The uni is lively and buzzing. Thiago greets me and takes me up to the lecture hall. There's the professor Gil a fit, sotcky indian looking guy, with muscles and very relaxed in jeans and t-shirt. He's very happy to see me. Diego it seems missed me at the hotel held up by the dreadful traffic. He arrives half an hour later.
To my surprise there is the MTV crew. Caza, the presenter / director in a black t-shirt and heaavily-tattooed arms, and a three-person crew. He wants to do it now before my talk. While they're setting up he runs through the questions from his Blackberry. What about Hybrids, politics, how is Brazil going, what should young people be thiking, am I optimistic about the future, what do I think of cyberpunk. Suddenly everyone is talking about cyberpunk. It seems this is the take on Hybrids and it's a cool subject here. To me, that wave is well over. Gibson's Neuromancer came out in '79, thirty years back, another era. Still if that's how they latch onto it.... for them this is the zeitgeist. It's their developmental stage. We joke about what they'd merge with, the cameraman with his huge cam on his shoulder would have probems getting comfortable in bed. He tells me he interviwed the Super Furry Animals from Swansea once and how he liked their Welsh in which they'd discuss how they'd answer the questions before saying them in their lovely (his word) version of English.
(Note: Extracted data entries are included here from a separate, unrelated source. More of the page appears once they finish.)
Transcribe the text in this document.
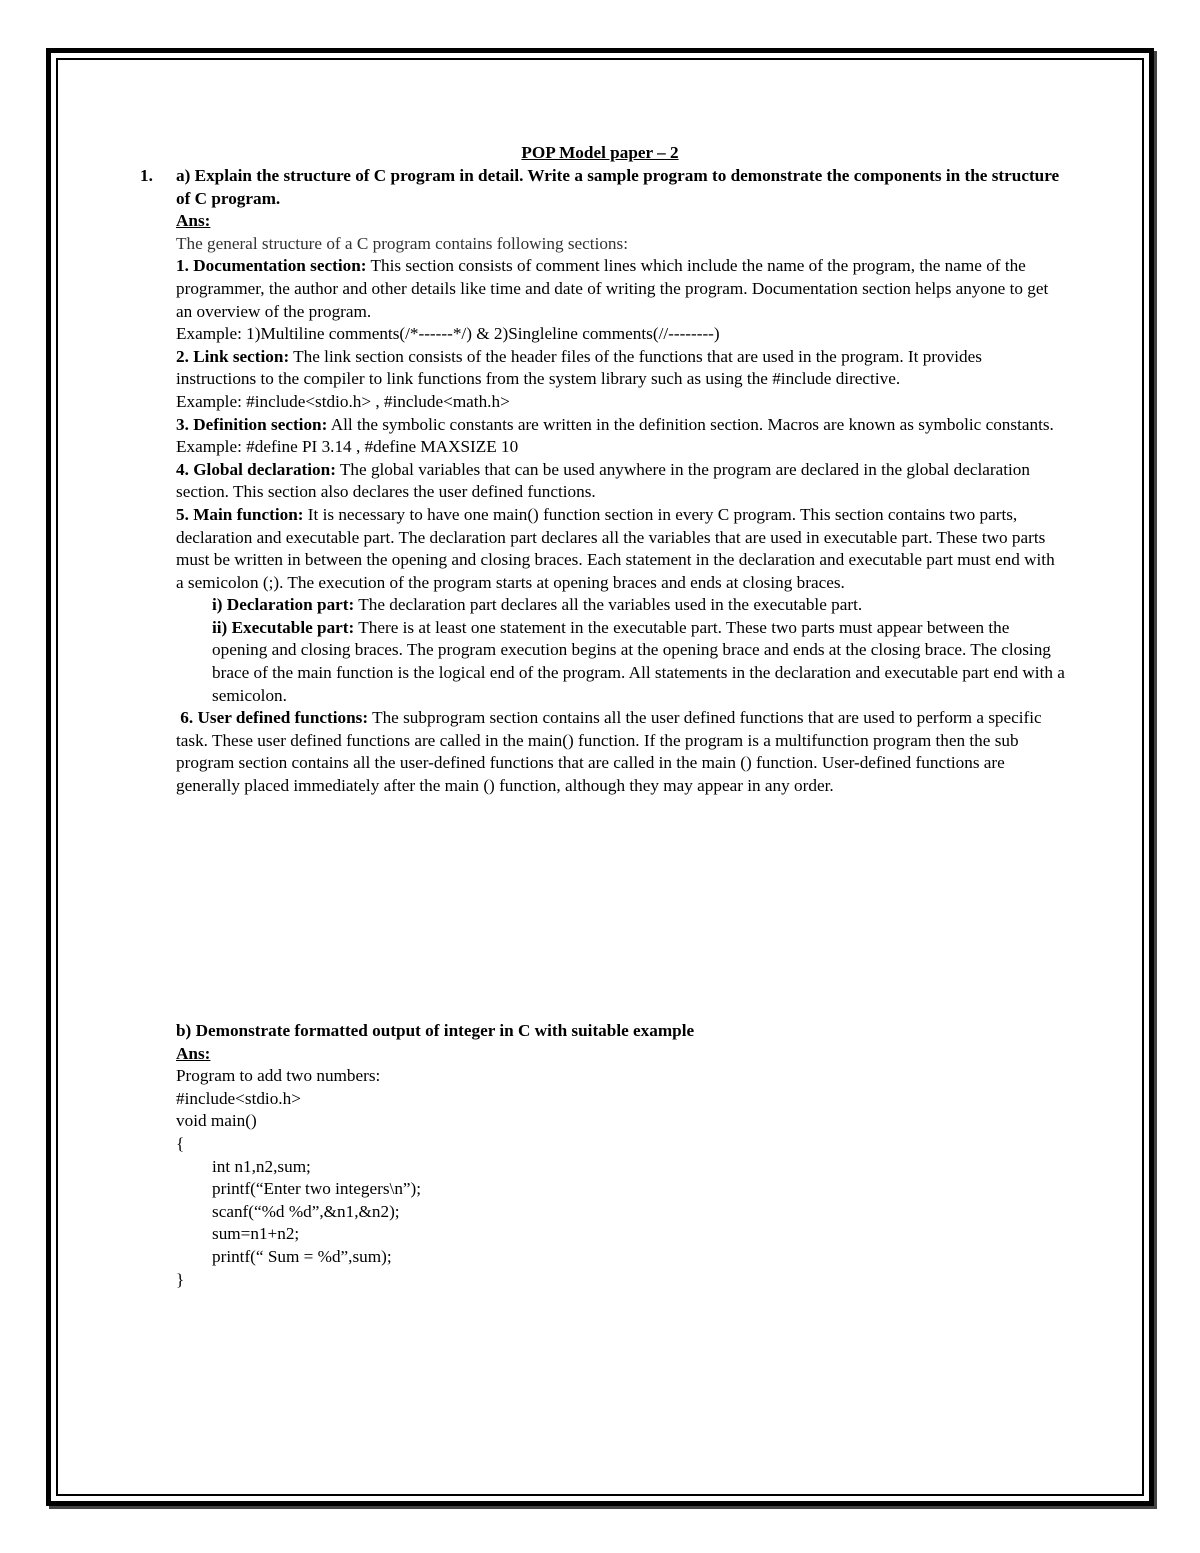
POP Model paper – 2
1. a) Explain the structure of C program in detail. Write a sample program to demonstrate the components in the structure of C program.

Ans:

The general structure of a C program contains following sections:

1. Documentation section: This section consists of comment lines which include the name of the program, the name of the programmer, the author and other details like time and date of writing the program. Documentation section helps anyone to get an overview of the program.

Example: 1)Multiline comments(/*------*/) & 2)Singleline comments(//--------)

2. Link section: The link section consists of the header files of the functions that are used in the program. It provides instructions to the compiler to link functions from the system library such as using the #include directive.

Example: #include<stdio.h> , #include<math.h>

3. Definition section: All the symbolic constants are written in the definition section. Macros are known as symbolic constants.

Example: #define PI 3.14 , #define MAXSIZE 10

4. Global declaration: The global variables that can be used anywhere in the program are declared in the global declaration section. This section also declares the user defined functions.

5. Main function: It is necessary to have one main() function section in every C program. This section contains two parts, declaration and executable part. The declaration part declares all the variables that are used in executable part. These two parts must be written in between the opening and closing braces. Each statement in the declaration and executable part must end with a semicolon (;). The execution of the program starts at opening braces and ends at closing braces.

i) Declaration part: The declaration part declares all the variables used in the executable part.

ii) Executable part: There is at least one statement in the executable part. These two parts must appear between the opening and closing braces. The program execution begins at the opening brace and ends at the closing brace. The closing brace of the main function is the logical end of the program. All statements in the declaration and executable part end with a semicolon.

6. User defined functions: The subprogram section contains all the user defined functions that are used to perform a specific task. These user defined functions are called in the main() function. If the program is a multifunction program then the sub program section contains all the user-defined functions that are called in the main () function. User-defined functions are generally placed immediately after the main () function, although they may appear in any order.

b) Demonstrate formatted output of integer in C with suitable example

Ans:

Program to add two numbers:

#include<stdio.h>

void main()

{

int n1,n2,sum;

printf(“Enter two integers\n”);

scanf(“%d %d”,&n1,&n2);

sum=n1+n2;

printf(“ Sum = %d”,sum);

}
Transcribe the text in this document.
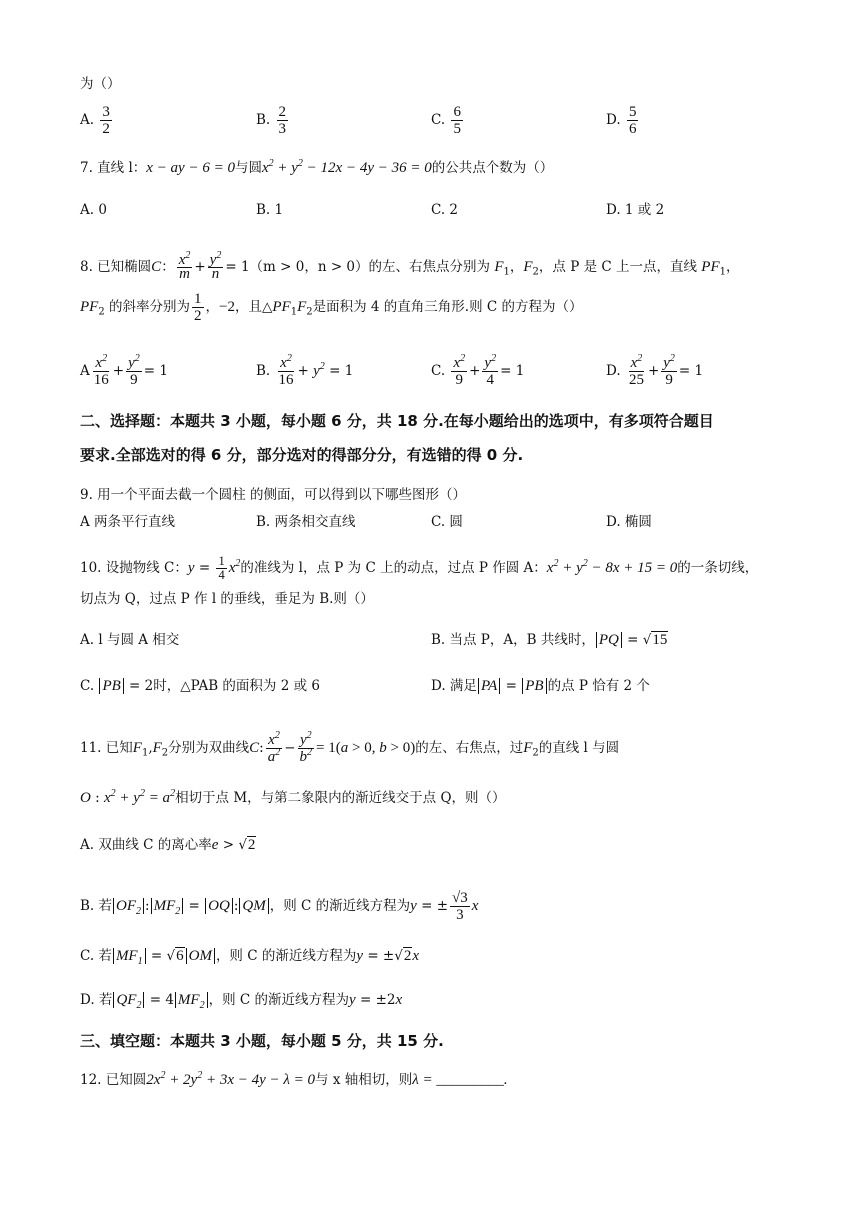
为（）
A. $\frac{3}{2}$	B. $\frac{2}{3}$	C. $\frac{6}{5}$	D. $\frac{5}{6}$
7. 直线 l：x − ay − 6 = 0与圆$x^2 + y^2 - 12x - 4y - 36 = 0$的公共点个数为（）
A. 0	B. 1	C. 2	D. 1 或 2
8. 已知椭圆C： $\frac{x^2}{m} + \frac{y^2}{n} = 1(m > 0$，n > 0）的左、右焦点分别为 $F_1$，$F_2$，点 P 是 C 上一点，直线 $PF_1$，
$PF_2$ 的斜率分别为 $\frac{1}{2}$ ，−2，且$\triangle PF_1F_2$是面积为 4 的直角三角形.则 C 的方程为（）
A $\frac{x^2}{16} + \frac{y^2}{9} = 1$	B. $\frac{x^2}{16} + y^2 = 1$	C. $\frac{x^2}{9} + \frac{y^2}{4} = 1$	D. $\frac{x^2}{25} + \frac{y^2}{9} = 1$
二、选择题：本题共 3 小题，每小题 6 分，共 18 分.在每小题给出的选项中，有多项符合题目
要求.全部选对的得 6 分，部分选对的得部分分，有选错的得 0 分.
9. 用一个平面去截一个圆柱 的侧面，可以得到以下哪些图形（）
A 两条平行直线	B. 两条相交直线	C. 圆	D. 椭圆
10. 设抛物线 C：$y = \frac{1}{4} x^2$的准线为 l，点 P 为 C 上的动点，过点 P 作圆 A：$x^2 + y^2 - 8x + 15 = 0$的一条切线，
切点为 Q，过点 P 作 l 的垂线，垂足为 B.则（）
A. l 与圆 A 相交	B. 当点 P，A，B 共线时， PQ = √15
C. PB = 2时，△PAB 的面积为 2 或 6	D. 满足 PA = PB 的点 P 恰有 2 个
11. 已知$F_1,F_2$分别为双曲线C: $\frac{x^2}{a^2} - \frac{y^2}{b^2} = 1(a > 0$, b > 0)的左、右焦点，过$F_2$的直线 l 与圆
O : $x^2 + y^2 = a^2$相切于点 M，与第二象限内的渐近线交于点 Q，则（）
A. 双曲线 C 的离心率e > √2
B. 若 $OF_2$ : $MF_2$ = OQ : QM ，则 C 的渐近线方程为y = ± $\frac{√3}{3}$ x
C. 若 $MF_1 = √6$ OM ，则 C 的渐近线方程为y = ±√2x
D. 若 $QF_2 = 4$ $MF_2$ ，则 C 的渐近线方程为y = ±2x
三、填空题：本题共 3 小题，每小题 5 分，共 15 分.
12. 已知圆$2x^2 + 2y^2 + 3x - 4y - \lambda = 0$与 x 轴相切，则λ = _________.
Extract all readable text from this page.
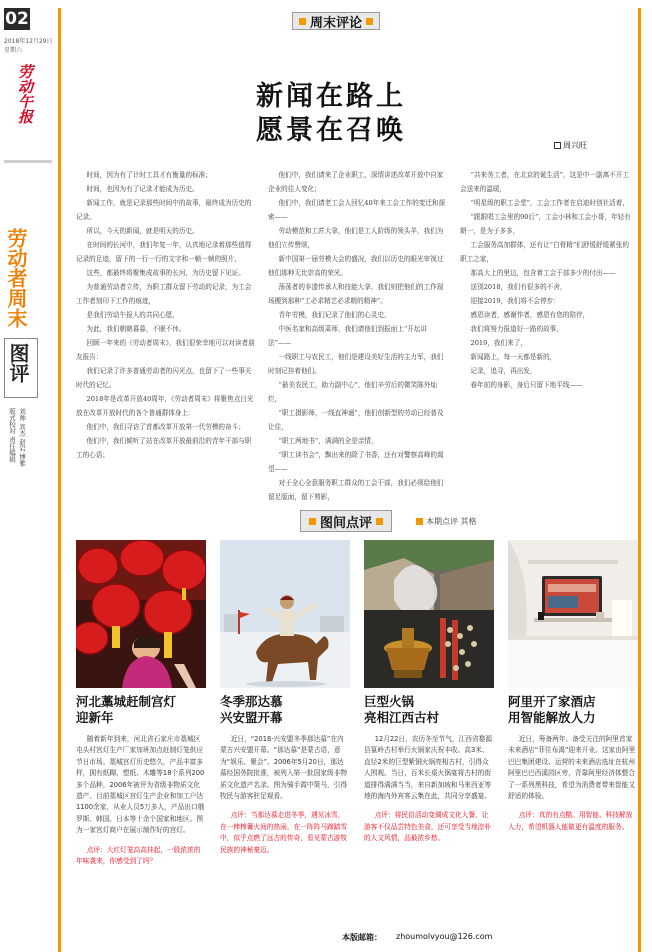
02
2018年12月29日
星期六
劳动午报
劳动者周末
图评
版式校对 责任编辑 刘帅 宾杰 赵岩 博雅
周末评论
新闻在路上
愿景在召唤	周兴旺

时间，因为有了计时工具才有衡量的标准；

时间，也因为有了记录才能成为历史。

新闻工作，就是记录那些时间中的故事，最终成为历史的记录。

所以，今天的新闻，就是明天的历史。

在时间的长河中，我们年复一年，认真地记录着那些值得记录的足迹，留下的一行一行的文字和一帧一帧的照片，

这些，都最终将聚集成故事的长河，为历史留下见证。

为普通劳动者立传，为职工群众留下劳动的记录，为工会工作者刻印下工作的痕迹，

是我们劳动午报人的共同心愿，

为此，我们朝朝暮暮，不眠不休。

回顾一年来的《劳动者周末》，我们很荣幸地可以对读者朋友报告：

我们记录了许多普通劳动者的闪光点，也留下了一些事关时代的记忆。

2018年是改革开放40周年，《劳动者周末》将聚焦点目光放在改革开放时代的各个普通群体身上：

他们中，我们寻访了首都改革开放第一代劳模的奋斗；

他们中，我们倾听了站在改革开放最前沿的青年干部与职工的心语；

他们中，我们请来了企业职工，深情讲述改革开放中自家企业的往人变化；

他们中，我们请老工会人回忆40年来工会工作的变迁和探索——

劳动模范和工匠大拿，他们是工人阶级的领头羊，我们为他们立传赞颂，

新中国第一届劳模大会的盛况，我们以历史的眼光审视过他们那种无比崇高的荣光。

荡荡者的非遗传承人和技能大拿，我们则把他们的工作现场搬到那种“工必求精艺必求精的精神”。

青年劳模，我们记录了他们的心灵史，

中医名家和高级菜师，我们请他们到报面上“开坛讲法”——

一线职工与农民工，他们是建设美好生活的主力军，我们时刻记挂着他们。

“最美农民工，助力副中心”，他们辛劳后的微笑陈外灿烂，

“职工摄影师，一线直神通”，他们创新型的劳动已经普及让往，

“职工两地书”，满满的全是亲情，

“职工读书会”，飘出来的除了书香，还有对警察高峰的渴望——

对于全心全意服务职工群众的工会干部，我们必须给他们留足版面，留下剪影，

“共来务工者，在北京的诞生活”，这是中一副离不开工会送来的温暖，

“明星级的职工会堂”，工会工作者在启迪时创社活着，

“跟跟唱工会里的90后”，工会小林和工会小哥，年轻有朝一，是为子多多，

工会服务高加群体，还有让“白骨精”们舒缓舒缓紧张的职工之家，

那高大上的里边，包含着工会干部多少的付出——

送别2018，我们有很多的不舍，

迎接2019，我们将不会停步：

感恩读者，感谢作者，感恩有您的陪伴，

我们将努力报道好一路的故事，

2019，我们来了，

新闻路上，每一天都是新的，

记录，追寻，再出发，

春年前的身影，身后只留下地平线——

图间点评	本期点评 其格
河北藁城赶制宫灯
迎新年

随着新年到来，河北省石家庄市藁城区屯头村宫灯生产厂家加班加点赶制灯笼供应节日市场。藁城宫灯历史悠久，产品丰富多样，拥有纸糊、塑纸、木雕等18个系列200多个品种，2006年被评为省级非物质文化遗产。目前藁城区宫灯生产企业和加工户达1100余家，从业人员5万多人，产品出口俄罗斯、韩国、日本等十余个国家和地区。图为一家宫灯商户在展示制作好的宫灯。

点评：大红灯笼高高挂起，一股浓浓的年味袭来，你感受到了吗？

冬季那达慕
兴安盟开幕

近日，“2018·兴安盟冬季那达慕”在内蒙古兴安盟开幕。“那达慕”是蒙古语，意为“娱乐、聚会”。2006年5月20日，那达慕经国务院批准，被列入第一批国家级非物质文化遗产名录。图为骑手霞中策马，引得牧民与游客驻足观看。

点评：当那达慕走进冬季，遇见冰雪，在一棒棒篝火间的热闹，在一阵阵马蹄踏雪中，似乎点燃了远古的传奇，看见蒙古游牧民族的神秘豪迈。

巨型火锅
亮相江西古村

12月22日，农历冬至节气，江西省婺源县篁岭古村举行火锅家庆祝丰收。高3米、直径2米的巨型紫铜火锅亮相古村，引得众人围观。当日，百米长桌火锅宴将古村的街道排得满满当当，来自新加坡和马来西亚等地的海内外宾客云集在此，共同分享盛宴。

点评：将民俗活动变调成文化大餐，让游客不仅品尝特色美食，还可享受当地淳朴的人文风情，品最浓乡愁。

阿里开了家酒店
用智能解放人力

近日，筹备两年、备受关注的阿里首家未来酒店“菲住布渴”迎来开业。这家由阿里巴巴集团建设、运营的未来酒店选址在杭州阿里巴巴西溪园区旁，背靠阿里经济体整合了一系列黑科技，希望为消费者带来智能又舒适的体验。

点评：真的有点酷。用智能、科技解放人力，希望机器人能做更有温度的服务。

本版邮箱： zhoumolvyou@126.com
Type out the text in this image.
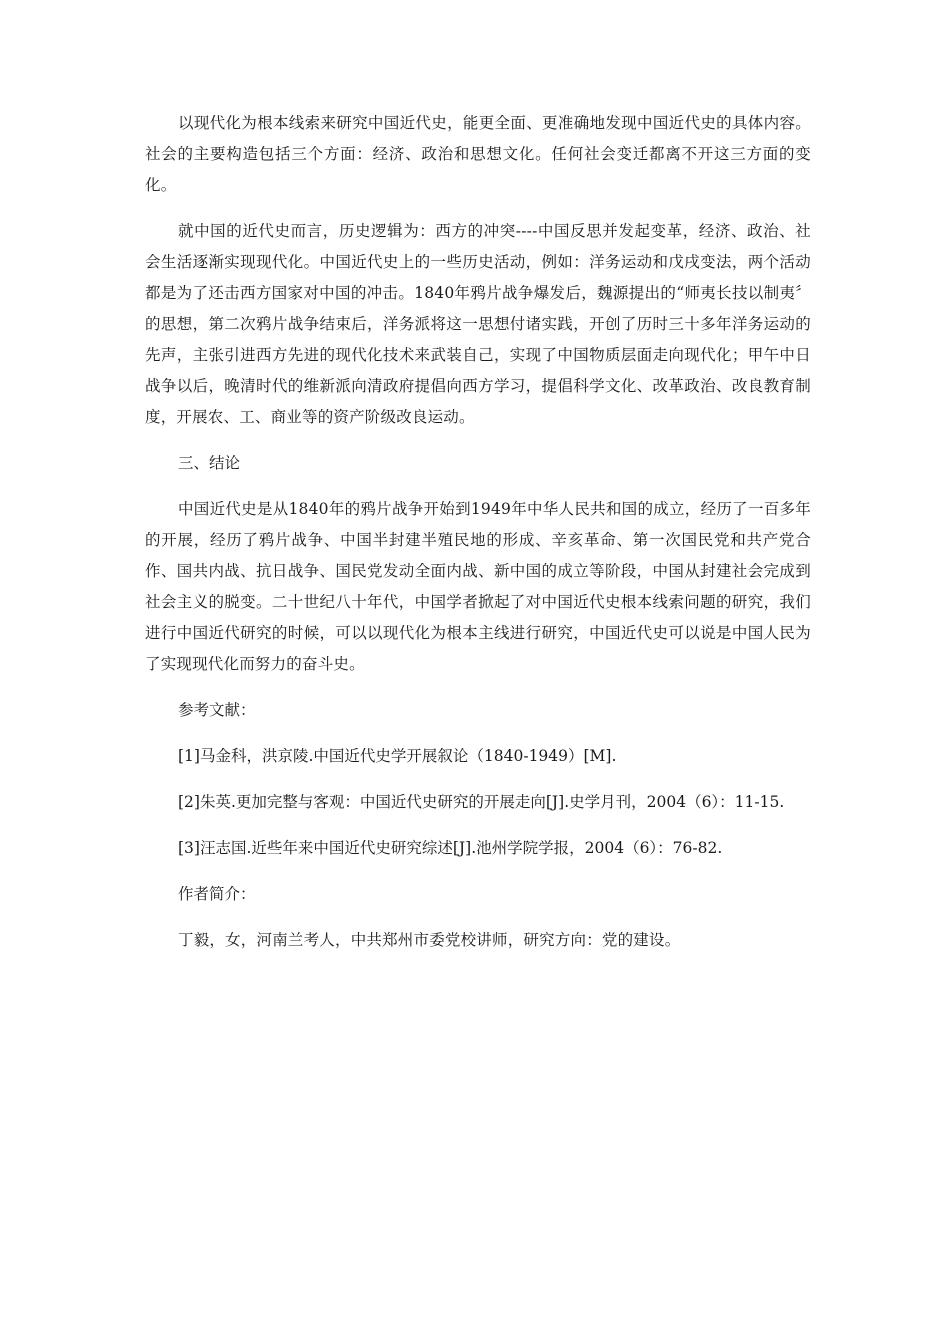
以现代化为根本线索来研究中国近代史，能更全面、更准确地发现中国近代史的具体内容。社会的主要构造包括三个方面：经济、政治和思想文化。任何社会变迁都离不开这三方面的变化。

就中国的近代史而言，历史逻辑为：西方的冲突----中国反思并发起变革，经济、政治、社会生活逐渐实现现代化。中国近代史上的一些历史活动，例如：洋务运动和戊戌变法，两个活动都是为了还击西方国家对中国的冲击。1840年鸦片战争爆发后，魏源提出的“师夷长技以制夷〞的思想，第二次鸦片战争结束后，洋务派将这一思想付诸实践，开创了历时三十多年洋务运动的先声，主张引进西方先进的现代化技术来武装自己，实现了中国物质层面走向现代化；甲午中日战争以后，晚清时代的维新派向清政府提倡向西方学习，提倡科学文化、改革政治、改良教育制度，开展农、工、商业等的资产阶级改良运动。

三、结论

中国近代史是从1840年的鸦片战争开始到1949年中华人民共和国的成立，经历了一百多年的开展，经历了鸦片战争、中国半封建半殖民地的形成、辛亥革命、第一次国民党和共产党合作、国共内战、抗日战争、国民党发动全面内战、新中国的成立等阶段，中国从封建社会完成到社会主义的脱变。二十世纪八十年代，中国学者掀起了对中国近代史根本线索问题的研究，我们进行中国近代研究的时候，可以以现代化为根本主线进行研究，中国近代史可以说是中国人民为了实现现代化而努力的奋斗史。

参考文献：

[1]马金科，洪京陵.中国近代史学开展叙论（1840-1949）[M].

[2]朱英.更加完整与客观：中国近代史研究的开展走向[J].史学月刊，2004（6）：11-15.

[3]汪志国.近些年来中国近代史研究综述[J].池州学院学报，2004（6）：76-82.

作者简介：

丁毅，女，河南兰考人，中共郑州市委党校讲师，研究方向：党的建设。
I find that the way I answer the questions on camera is instinctively very different to how I talked on camera at Aymara. This is curious. For MTV I am speaking very fast in bursts of animation and a much younger style. For Aymara I was more serious and formal. In both cases my sentences are long and structured, but the style for MTV is more throwawy. I do this without thinking.
And now, as I begin my talk for the students, with the crew gone a few minutes later, I have another style. There are about 50 of them, all but four are women. It occurs to me dimly that as this course is about creativity, start-ups and digital technology this might be the main reason why I've been invited, but I don't care. I speak in English of course. There's no translator but Gil assures me they all know English. Some if not all are 'mature' students but I am by far the oldest person in the room. One beautiful woman in particular is eyeing me and smiling and seemngly nodding in agreement at everything I'm saying. I give them the schpiel about the size of the threat and how busiesses will be sustainable or fail. I sumamrise all the usual stuff - resource efficiency and closed loops, CSR and industrial symbiosis and run briefly through the opportunities for low carbon goods and services. Isn't this why I'm here? There's a lot of interest but not too much feedback. I'm told later they probably got about 50% of it. Then Gil says he wants me to talk about Hybrids. I so I do but not a lot. It gradually sinks in that this may be why I'm invited but I don't care, I'm a green evangelist, this stuff is more important than the products of own imagination. And everyone is pleased. One girl, Lilandra, has brought a copy of Hibridos for me to sign.
Afterwards, a small meal and a few beers, but all the women have melted way, it's just Diego, Gil and a keen young blogger with an iPhone, who pelts me wih questions and gives me a lift back to the hotel afterwords. I still don't exactly know what I'm doing tomorrow.